I have now accomplished, as far as possible within the limits of a single lecture, the work proposed. I have shown you, as I think, that the Trinity is not a doctrine of the Bible, that it was not believed or taught by the early Christian fathers, and that it derived its technical phraseology, its ideas and its ultimate form, from the Platonic philosophy. One word in conclusion. If the view which I have now presented be just, ours is no new doctrine, but the faith first delivered to the saints. What we believe, was the creed of the church in those days, when there were tongues of fire and hearts all zeal, when the word was quick and powerful, when the disciples offered their all upon the altar of their faith, and multitudes of such as should be saved were daily added to the company of the believers. Why may not the same creed bear like fruits now, and among us? May it not, God helping, if we are faithful to our light? Let us not, if we think that we have the truth, idly boast of our superior discernment; for it only makes our negligence and sluggishness the more blameworthy. Were we blind, we should have less sin. But now that we say, We see, our sin remains. If we have the light, let us walk as children of the light. If we deem ourselves, in our views of religious doctrine, more faithful than our fellow Christians to the sublime declaration of Moses, “The Lord our God is one Lord,” let us be no less faithful to the commandment, which he adds to that declaration, — “You shall love the Lord thy God with all your heart, and with all your soul, and with all your might.”

Notes

[1] New Hampshire (editor)

[2] This is Sabellianism, also known as modalism, modalistic monarchianism, or modal monarchism. (editor)

[3] This would be called “social trinitarianism” today. Representative contemporary advocates are Richard Swinburne and William Hasker. (editor)

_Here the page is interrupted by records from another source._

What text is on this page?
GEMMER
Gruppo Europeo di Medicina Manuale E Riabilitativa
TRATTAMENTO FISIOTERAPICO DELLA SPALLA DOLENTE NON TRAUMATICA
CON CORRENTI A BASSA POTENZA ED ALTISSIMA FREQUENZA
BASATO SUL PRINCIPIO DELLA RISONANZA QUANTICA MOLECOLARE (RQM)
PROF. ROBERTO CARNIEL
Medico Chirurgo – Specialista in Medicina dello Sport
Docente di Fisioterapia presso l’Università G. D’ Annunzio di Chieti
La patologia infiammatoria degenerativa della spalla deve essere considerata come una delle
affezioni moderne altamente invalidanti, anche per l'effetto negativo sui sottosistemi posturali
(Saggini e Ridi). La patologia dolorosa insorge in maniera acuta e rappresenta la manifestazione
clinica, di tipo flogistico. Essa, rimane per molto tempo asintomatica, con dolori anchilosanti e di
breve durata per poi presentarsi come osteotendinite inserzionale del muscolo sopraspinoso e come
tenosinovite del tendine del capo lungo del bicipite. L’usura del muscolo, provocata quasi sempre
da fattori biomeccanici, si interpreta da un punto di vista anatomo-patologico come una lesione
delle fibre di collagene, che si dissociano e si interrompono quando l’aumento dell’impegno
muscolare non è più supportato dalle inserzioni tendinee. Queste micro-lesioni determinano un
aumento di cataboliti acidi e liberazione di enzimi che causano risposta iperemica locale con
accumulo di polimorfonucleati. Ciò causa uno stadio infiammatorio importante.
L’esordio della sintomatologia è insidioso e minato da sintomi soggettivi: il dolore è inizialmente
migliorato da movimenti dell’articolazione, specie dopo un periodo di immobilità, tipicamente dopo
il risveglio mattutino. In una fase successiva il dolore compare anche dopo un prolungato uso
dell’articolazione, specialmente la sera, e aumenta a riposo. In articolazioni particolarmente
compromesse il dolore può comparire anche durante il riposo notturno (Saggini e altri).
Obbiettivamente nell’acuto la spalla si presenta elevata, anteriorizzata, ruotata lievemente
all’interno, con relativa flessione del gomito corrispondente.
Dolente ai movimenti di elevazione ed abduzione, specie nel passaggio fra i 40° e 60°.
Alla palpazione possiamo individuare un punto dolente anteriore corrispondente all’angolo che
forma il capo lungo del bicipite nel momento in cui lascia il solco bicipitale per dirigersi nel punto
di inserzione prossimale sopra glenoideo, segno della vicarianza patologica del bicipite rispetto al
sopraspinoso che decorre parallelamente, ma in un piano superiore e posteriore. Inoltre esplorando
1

[4] A charged leveled by critics then and now against this theory of the trinity. (editor)

[5] Judges 16:23

[6] Exodus 7:1

[7] Genesis 40:1

[8] Genesis 42:30

[9] Matthew 28:19

[10] 1 Chronicles 29:20

[11] 1 Timothy 5:21

[12] 1 Corinthians 10:2

[13] Romans 6:3

[14] Since the time Peabody wrote, many scholars of the New Testament, including trinitarian scholars, have concluded that Matthew 28:19 is not original to the text but rather a later addition made to support an increasingly-trinitarian Church. “It has been customary to trace the institution of the practice [of baptism] to the words of Christ recorded in Matthew 28:19. But the authenticity of this passage has been challenged on historical as well as on textual grounds. It must be acknowledged that the formula of the threefold name, which is here enjoined, does not appear to have been employed by the primitive Church, which, so far as our information goes, baptized ‘in’ or ‘into the name of Jesus’ (or ‘Jesus Christ’ or Lord Jesus’: Acts 2:38, 8:16, 10:48, 19:5, 1 Cor. 1:13, 15) (The Dictionary of the Bible, 1947, page 83). (editor)

[15] 1 Corinthians 13:14

[16] It is now admitted on all sides that the received version of 1 John 5:7 (“There are three that bear record in heaven, the Father, the Word, and the Holy Ghost, and these three are one”) formed no part of the original text of the document but, like Matthew 28:19, is a later trinitarian corruption.